FAKE NAMES, FLIPPED SOCIAL MEDIA PHOTOS…THE MAKINGS OF A SCAM?
Vestchain officially announced its arrival on the Bitcointalk forum back in July of 2018. Most of the token’s forum chatter was positive for the first six months or so. But then in February of this year this scam warning appeared which showed the Vestchain team members had been using fake names, and possibly completely fake identities the whole time.
The team section has now been removed from the Vestchain website, but a series of screenshots reveal that CTO and co-founder, Shawn Carter, is actually a Russian social media user named Cyril Koval.
Likewise, the Head of Business Development and Operations, Darrell Lee, turns out to be another social media user named Roman Gritsenko.
The Backend Developer, Carlos Whittington, was also revealed to be a dating site user with the name Robertas.
As you can see, the photos from the social media site have been flipped and altered slightly using bloom filters. Any username that originally seemed to have a Russian origin was changed to a more Eurocentric counterpart.
VESTCHAIN TEAM RESPOND: ‘OUR TEAM SECTION WAS IN TEST MODE’
Shortly after these photos were discovered and accusations were made, the Vestchain team popped their head up to explain away all the confusion.
From the team’s response on Bitcointalk:
“The section about our Team appeared on our website just a few days ago and is now in a test mode. All the photos, first and second names don’t really exist. Our most considerable mistake is that we haven’t opened the test mode section on our website earlier. Currently, the section about our Team is closed and is being developed. We will soon update this section on our website.”
That means the website’s team section has been in ‘test mode’ using fake names for over six months. It still isn’t clear if the team used their own photos with fake names or fake photos with fake names.
What is clear is that the Vestchain team section has since disappeared from the project’s website – which now gives no details whatsoever on its team members. Sharp-eyed users on Bitcointalk have since identified multiple user accounts connected with the project, which were used to shill the token over the past six to nine months
VEST TOKEN JUMPS 382% IN ONE DAY
From the daily low of $0.006056, the value of VEST tokens jumped 382% up to a peak of $0.029249 on Monday.

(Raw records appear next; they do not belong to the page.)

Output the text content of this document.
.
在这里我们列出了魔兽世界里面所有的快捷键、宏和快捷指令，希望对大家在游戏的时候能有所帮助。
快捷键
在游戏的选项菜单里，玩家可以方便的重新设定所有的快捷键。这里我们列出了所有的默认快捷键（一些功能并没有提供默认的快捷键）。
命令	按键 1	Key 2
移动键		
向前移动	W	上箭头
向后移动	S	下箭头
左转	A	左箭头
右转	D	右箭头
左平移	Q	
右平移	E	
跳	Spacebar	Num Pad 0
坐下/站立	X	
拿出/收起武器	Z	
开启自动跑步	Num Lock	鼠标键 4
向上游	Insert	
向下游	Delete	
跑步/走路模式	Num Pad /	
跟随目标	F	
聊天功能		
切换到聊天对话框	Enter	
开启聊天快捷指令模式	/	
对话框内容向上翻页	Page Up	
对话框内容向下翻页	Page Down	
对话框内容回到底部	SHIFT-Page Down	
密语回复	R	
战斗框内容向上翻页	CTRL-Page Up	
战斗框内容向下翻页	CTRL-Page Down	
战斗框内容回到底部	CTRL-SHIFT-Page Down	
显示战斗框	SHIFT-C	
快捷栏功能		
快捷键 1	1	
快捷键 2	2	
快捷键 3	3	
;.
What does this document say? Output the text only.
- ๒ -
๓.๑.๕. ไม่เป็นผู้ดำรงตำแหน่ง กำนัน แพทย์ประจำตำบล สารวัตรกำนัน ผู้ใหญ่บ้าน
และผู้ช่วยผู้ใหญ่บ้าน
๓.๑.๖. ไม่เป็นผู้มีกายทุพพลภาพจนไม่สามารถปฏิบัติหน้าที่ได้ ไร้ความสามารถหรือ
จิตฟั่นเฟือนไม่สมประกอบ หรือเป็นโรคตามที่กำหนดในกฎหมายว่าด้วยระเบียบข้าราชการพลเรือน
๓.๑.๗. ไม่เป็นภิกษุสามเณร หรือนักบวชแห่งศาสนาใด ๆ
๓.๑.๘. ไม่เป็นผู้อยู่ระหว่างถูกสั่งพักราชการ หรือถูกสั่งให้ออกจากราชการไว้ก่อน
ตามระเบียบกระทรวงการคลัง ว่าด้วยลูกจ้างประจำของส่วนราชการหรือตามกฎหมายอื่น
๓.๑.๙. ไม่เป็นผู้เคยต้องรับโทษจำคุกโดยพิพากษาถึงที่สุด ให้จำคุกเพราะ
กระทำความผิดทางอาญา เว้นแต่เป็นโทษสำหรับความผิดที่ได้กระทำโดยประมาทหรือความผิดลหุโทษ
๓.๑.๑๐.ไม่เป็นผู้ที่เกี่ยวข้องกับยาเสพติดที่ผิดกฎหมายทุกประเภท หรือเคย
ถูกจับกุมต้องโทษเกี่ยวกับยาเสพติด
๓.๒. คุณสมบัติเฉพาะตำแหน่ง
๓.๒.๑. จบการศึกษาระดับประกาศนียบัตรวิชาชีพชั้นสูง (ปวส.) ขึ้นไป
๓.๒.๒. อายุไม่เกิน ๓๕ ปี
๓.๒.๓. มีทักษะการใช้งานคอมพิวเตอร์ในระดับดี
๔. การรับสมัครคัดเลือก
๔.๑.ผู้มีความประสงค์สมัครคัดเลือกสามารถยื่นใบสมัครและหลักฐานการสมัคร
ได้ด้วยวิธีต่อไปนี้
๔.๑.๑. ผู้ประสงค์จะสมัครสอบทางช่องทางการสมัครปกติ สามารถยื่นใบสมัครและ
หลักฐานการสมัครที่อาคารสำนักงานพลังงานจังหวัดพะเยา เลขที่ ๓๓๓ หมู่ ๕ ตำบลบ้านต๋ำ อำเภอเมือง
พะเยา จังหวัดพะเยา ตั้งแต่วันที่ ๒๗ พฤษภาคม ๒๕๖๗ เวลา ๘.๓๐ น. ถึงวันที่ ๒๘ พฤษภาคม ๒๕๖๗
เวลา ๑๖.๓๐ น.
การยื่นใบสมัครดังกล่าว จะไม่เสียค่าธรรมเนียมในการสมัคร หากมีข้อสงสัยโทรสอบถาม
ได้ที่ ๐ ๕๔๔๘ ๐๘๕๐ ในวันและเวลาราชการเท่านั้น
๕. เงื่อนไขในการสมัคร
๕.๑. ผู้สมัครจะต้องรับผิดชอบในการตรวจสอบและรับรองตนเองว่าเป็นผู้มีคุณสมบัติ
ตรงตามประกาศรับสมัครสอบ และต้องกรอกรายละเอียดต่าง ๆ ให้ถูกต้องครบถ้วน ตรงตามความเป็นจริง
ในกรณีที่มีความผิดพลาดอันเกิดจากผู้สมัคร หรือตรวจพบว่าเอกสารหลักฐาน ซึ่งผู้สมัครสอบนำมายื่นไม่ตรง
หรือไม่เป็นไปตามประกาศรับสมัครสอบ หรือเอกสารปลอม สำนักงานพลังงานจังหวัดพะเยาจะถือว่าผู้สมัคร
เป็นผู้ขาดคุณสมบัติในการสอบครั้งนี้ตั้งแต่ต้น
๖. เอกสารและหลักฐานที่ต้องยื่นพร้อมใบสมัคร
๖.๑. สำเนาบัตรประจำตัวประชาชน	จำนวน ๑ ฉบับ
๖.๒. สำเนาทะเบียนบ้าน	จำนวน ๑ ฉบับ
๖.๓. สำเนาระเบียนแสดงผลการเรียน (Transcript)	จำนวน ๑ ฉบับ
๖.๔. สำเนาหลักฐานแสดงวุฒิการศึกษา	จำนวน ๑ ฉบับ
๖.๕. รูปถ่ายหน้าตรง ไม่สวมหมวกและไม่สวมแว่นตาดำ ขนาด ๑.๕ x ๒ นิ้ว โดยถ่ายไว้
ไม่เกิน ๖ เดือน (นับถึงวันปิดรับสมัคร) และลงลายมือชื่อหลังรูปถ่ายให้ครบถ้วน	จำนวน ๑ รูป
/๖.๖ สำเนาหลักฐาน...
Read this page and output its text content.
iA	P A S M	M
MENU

That briefly put Vestchain’s market cap at $206 million, temporarily inserting Vestchain as a top-forty token.
The token price eventually rebounded back to the $0.01 range and left the project with a market cap of $80 million, and a place among the top-seventy capped coins. There’s little to explain the token’s movement at this point, and Monday’s surge was achieved with volume of just $11,000, from trading on just three exchanges.